Tuesday, February 21, 2017

Ode to the Hater, Two Years Later

In the two years since I wrote this, nothing has occurred to cause me to rethink my preference for quadrupeds over bipeds.  In fact, most of what has occurred in the interim has simply ratified the correctness of my position...

...although I am pleased to report that in the two years since his other half died, Dempsey has continued to thrive.  Rosie has also.  Occasionally, when the weather permits it, Dempsey will spend his day lounging in the back yard.  Invariably, he spends a bit of time napping in or near the spot where Boo is buried - as if he is checking in with her to ensure her that he is OK but also letting her know that he has not forgotten her.  


Little Creature. Big Hole.

A bit of sad business crept inside the four walls of our little home yesterday.  One of our two cats, Boo, died.  As far as Margaret and I were able to tell, the little monster we affectionately referred to as "Six Pounds of Hate" because her beautifully-expressive face always made her appear as if she was mad as hell, simply had a heart attack or some such event.  

She was alive and well when Margaret and I went to bed Thursday night at a bit after 10:00 PM - and was in fact in her customary place flopping all over Rosie in Rosie's bed on the floor immediately adjacent to my side of the bed.

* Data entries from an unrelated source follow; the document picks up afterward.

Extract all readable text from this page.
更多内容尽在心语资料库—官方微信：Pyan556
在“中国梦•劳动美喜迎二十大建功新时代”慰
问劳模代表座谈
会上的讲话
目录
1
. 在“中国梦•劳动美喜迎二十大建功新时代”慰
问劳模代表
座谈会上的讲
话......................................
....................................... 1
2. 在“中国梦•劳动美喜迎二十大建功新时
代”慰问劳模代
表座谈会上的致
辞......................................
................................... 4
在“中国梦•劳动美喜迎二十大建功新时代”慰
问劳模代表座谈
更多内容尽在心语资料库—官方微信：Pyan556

However, when I walked through the hallway on my way to take a shower at 3:30 AM yesterday morning, I saw her motionless on the floor.  She was gone. 

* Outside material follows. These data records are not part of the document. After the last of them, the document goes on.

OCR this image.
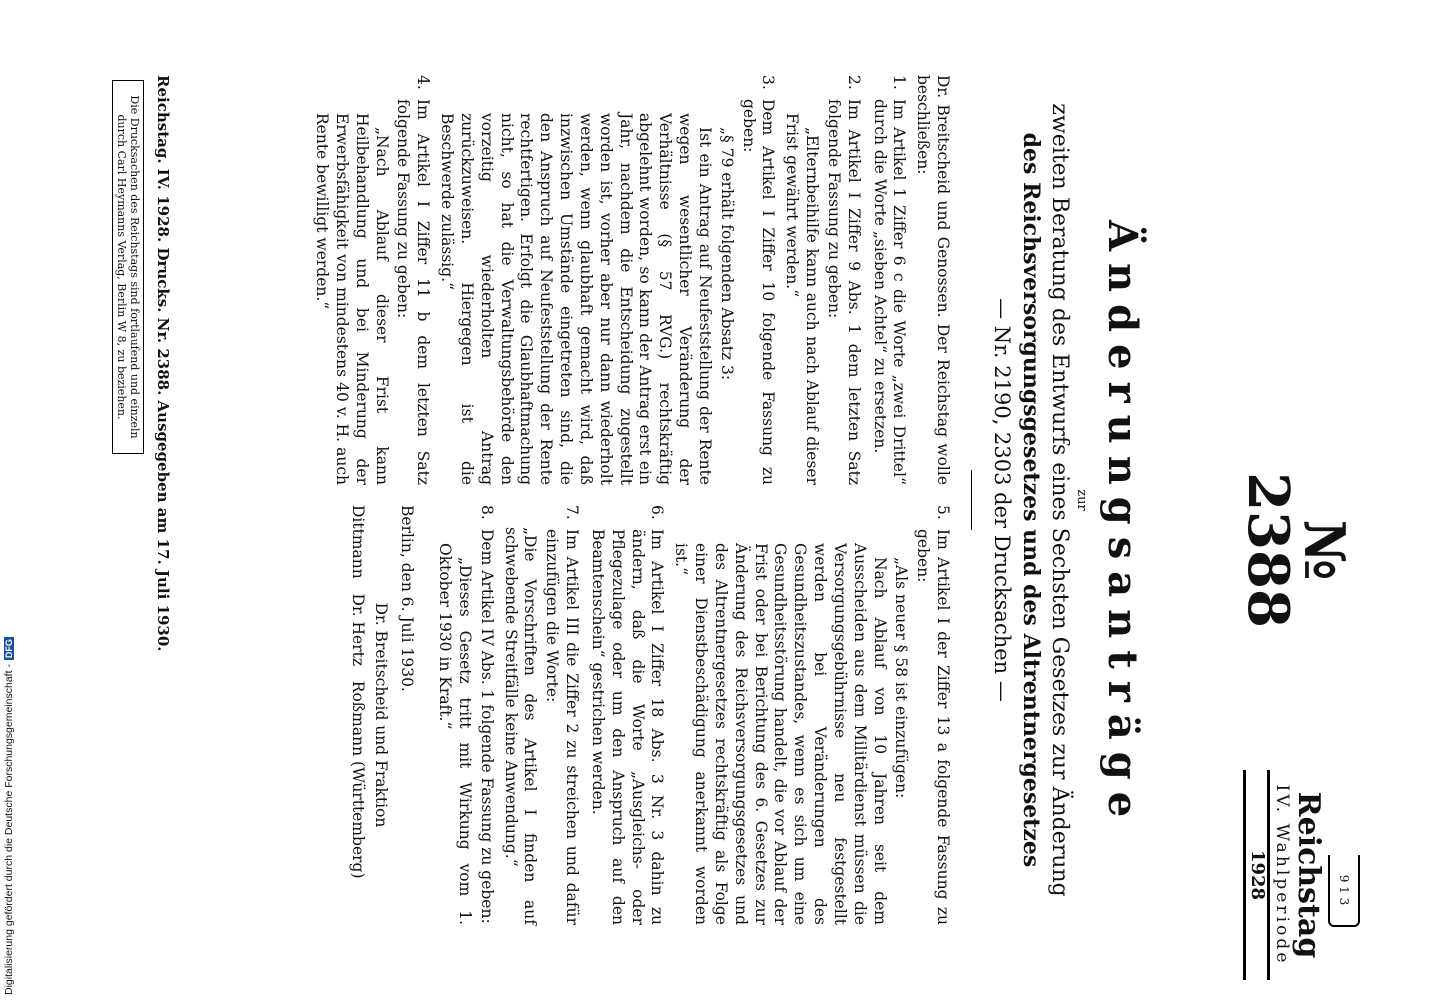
9 1 3
Reichstag
IV. Wahlperiode
1928
№ 2388
Änderungsanträge
zur
zweiten Beratung des Entwurfs eines Sechsten Gesetzes zur Änderung
des Reichsversorgungsgesetzes und des Altrentnergesetzes
— Nr. 2190, 2303 der Drucksachen —
5.

Im Artikel I der Ziffer 13 a folgende Fassung zu geben:

„Als neuer § 58 ist einzufügen:

Nach Ablauf von 10 Jahren seit dem Ausscheiden aus dem Militärdienst müssen die Versorgungsgebührnisse neu festgestellt werden bei Veränderungen des Gesundheitszustandes, wenn es sich um eine Gesundheitsstörung handelt, die vor Ablauf der Frist oder bei Berichtung des 6. Gesetzes zur Änderung des Reichsversorgungsgesetzes und des Altrentnergesetzes rechtskräftig als Folge einer Dienstbeschädigung anerkannt worden ist.“

6.

Im Artikel I Ziffer 18 Abs. 3 Nr. 3 dahin zu ändern, daß die Worte „Ausgleichs- oder Pflegezulage oder um den Anspruch auf den Beamtenschein“ gestrichen werden.

7.

Im Artikel III die Ziffer 2 zu streichen und dafür einzufügen die Worte:

„Die Vorschriften des Artikel I finden auf schwebende Streitfälle keine Anwendung.“

8.

Dem Artikel IV Abs. 1 folgende Fassung zu geben:

„Dieses Gesetz tritt mit Wirkung vom 1. Oktober 1930 in Kraft.“

Berlin, den 6. Juli 1930.

Dr. Breitscheid und Fraktion

Dittmann   Dr. Hertz   Roßmann (Württemberg)

Dr. Breitscheid und Genossen. Der Reichstag wolle beschließen:

1.

Im Artikel 1 Ziffer 6 c die Worte „zwei Drittel“ durch die Worte „sieben Achtel“ zu ersetzen.

2.

Im Artikel I Ziffer 9 Abs. 1 dem letzten Satz folgende Fassung zu geben:

„Elternbeihilfe kann auch nach Ablauf dieser Frist gewährt werden.“

3.

Dem Artikel I Ziffer 10 folgende Fassung zu geben:

„§ 79 erhält folgenden Absatz 3:

Ist ein Antrag auf Neufeststellung der Rente wegen wesentlicher Veränderung der Verhältnisse (§ 57 RVG.) rechtskräftig abgelehnt worden, so kann der Antrag erst ein Jahr, nachdem die Entscheidung zugestellt worden ist, vorher aber nur dann wiederholt werden, wenn glaubhaft gemacht wird, daß inzwischen Umstände eingetreten sind, die den Anspruch auf Neufeststellung der Rente rechtfertigen. Erfolgt die Glaubhaftmachung nicht, so hat die Verwaltungsbehörde den vorzeitig wiederholten Antrag zurückzuweisen. Hiergegen ist die Beschwerde zulässig.“

4.

Im Artikel I Ziffer 11 b dem letzten Satz folgende Fassung zu geben:

„Nach Ablauf dieser Frist kann Heilbehandlung und bei Minderung der Erwerbsfähigkeit von mindestens 40 v. H. auch Rente bewilligt werden.“

Reichstag. IV. 1928. Drucks. Nr. 2388. Ausgegeben am 17. Juli 1930.
Die Drucksachen des Reichstags sind fortlaufend und einzeln
durch Carl Heymanns Verlag, Berlin W 8, zu beziehen.
Digitalisierung gefördert durch die Deutsche Forschungsgemeinschaft -
DFG
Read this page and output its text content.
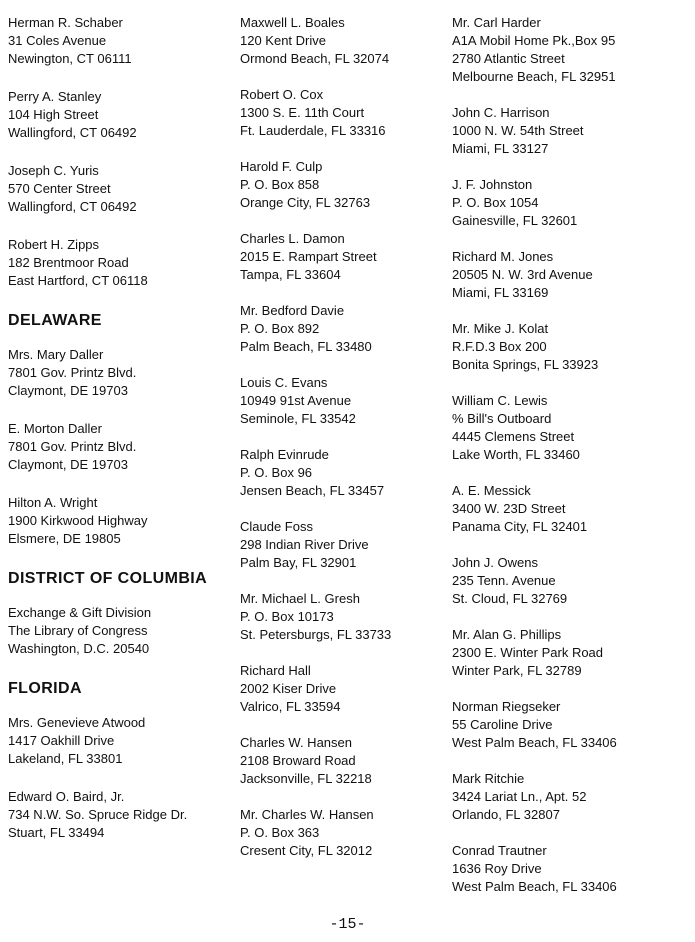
Herman R. Schaber
31 Coles Avenue
Newington, CT 06111
Perry A. Stanley
104 High Street
Wallingford, CT 06492
Joseph C. Yuris
570 Center Street
Wallingford, CT 06492
Robert H. Zipps
182 Brentmoor Road
East Hartford, CT 06118
DELAWARE
Mrs. Mary Daller
7801 Gov. Printz Blvd.
Claymont, DE 19703
E. Morton Daller
7801 Gov. Printz Blvd.
Claymont, DE 19703
Hilton A. Wright
1900 Kirkwood Highway
Elsmere, DE 19805
DISTRICT OF COLUMBIA
Exchange & Gift Division
The Library of Congress
Washington, D.C. 20540
FLORIDA
Mrs. Genevieve Atwood
1417 Oakhill Drive
Lakeland, FL 33801
Edward O. Baird, Jr.
734 N.W. So. Spruce Ridge Dr.
Stuart, FL 33494
Maxwell L. Boales
120 Kent Drive
Ormond Beach, FL 32074
Robert O. Cox
1300 S. E. 11th Court
Ft. Lauderdale, FL 33316
Harold F. Culp
P. O. Box 858
Orange City, FL 32763
Charles L. Damon
2015 E. Rampart Street
Tampa, FL 33604
Mr. Bedford Davie
P. O. Box 892
Palm Beach, FL 33480
Louis C. Evans
10949 91st Avenue
Seminole, FL 33542
Ralph Evinrude
P. O. Box 96
Jensen Beach, FL 33457
Claude Foss
298 Indian River Drive
Palm Bay, FL 32901
Mr. Michael L. Gresh
P. O. Box 10173
St. Petersburgs, FL 33733
Richard Hall
2002 Kiser Drive
Valrico, FL 33594
Charles W. Hansen
2108 Broward Road
Jacksonville, FL 32218
Mr. Charles W. Hansen
P. O. Box 363
Cresent City, FL 32012
Mr. Carl Harder
A1A Mobil Home Pk.,Box 95
2780 Atlantic Street
Melbourne Beach, FL 32951
John C. Harrison
1000 N. W. 54th Street
Miami, FL 33127
J. F. Johnston
P. O. Box 1054
Gainesville, FL 32601
Richard M. Jones
20505 N. W. 3rd Avenue
Miami, FL 33169
Mr. Mike J. Kolat
R.F.D.3 Box 200
Bonita Springs, FL 33923
William C. Lewis
% Bill's Outboard
4445 Clemens Street
Lake Worth, FL 33460
A. E. Messick
3400 W. 23D Street
Panama City, FL 32401
John J. Owens
235 Tenn. Avenue
St. Cloud, FL 32769
Mr. Alan G. Phillips
2300 E. Winter Park Road
Winter Park, FL 32789
Norman Riegseker
55 Caroline Drive
West Palm Beach, FL 33406
Mark Ritchie
3424 Lariat Ln., Apt. 52
Orlando, FL 32807
Conrad Trautner
1636 Roy Drive
West Palm Beach, FL 33406
-15-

Boo is/was one half of a great story.  She and her brother, Dempsey, were introduced into our home as newborn kittens, having been found in a box on the side of a road by Margaret's former husband, Bob, as he was on his way to perform electrical work at a customer's home.  Boo and Dempsey were so tiny that their eyes were barely open.  They knew not how to do anything for themselves and they had been taken from their mother at such an early age that she had not yet had the opportunity to teach them what they needed to know.  It fell therefore to Margaret and to Rob to take care of them.  And take care of them they did.  For the first several weeks of their lives, Margaret and Rob fed them them and, essentially, mothered them.  That was October, 2001. 

Over the course of the past thirteen and one-half years, Boo became what pets become, which was an integral part of the fabric of our life.  Her brother, Dempsey, is the single-most, un-catlike cat I have ever encountered in that he is incredibly people-friendly and at times almost desperate in his need for affection.  Boo?  She spent her life interacting with us humans who shared space with her on her terms.  Her physical frame was small - Dempsey is close to twice her size - but her spirit was big. 

I far prefer the company of animals to the company of human beings.  Nary a day goes by during which - on at least one occasion - I do not have to suppress my "I Want to Punch That M*ther F*cker in the Larynx" reflex while interacting with other humans.  I have never had to do so  - not once - with any of the animals with whom I have been fortunate enough to share space.  

I know not what will happen to Dempsey now - although I am worried about him.  He and his sister spent the past thirteen and one-half years essentially intertwined.  Now, she is gone.  I know not whether his little feline brain can actually process "loss" and whether he understands to any degree whatsoever what has happened.  

I worry about Rosie too.  She has lived in the company of cats her entire life.  This photograph from May 2008, when Rosie was less than one year old, features Boo, Dempsey and Rosie as they often are/were:  together.  It is among my favorites - admittedly in large part due to the fact that each one's eyes are drawn to something completely different.

Boo kept those of us of the bi-ped persuasion at arm's length.  Yet, she had a soft spot in her little heart for Rosie.  They slept together at night and Boo made sure to spend a portion of her day, every day, nuzzling with her hairy, canine half-sister.  On one particular occasion, she allowed Rosie to return the favor of using her as a pillow.


The great, sagacious Dr. Seuss instructed us, "Don't cry because it's over, smile because it happened."  It certainly did.

Every day for the past thirteen and one-half years.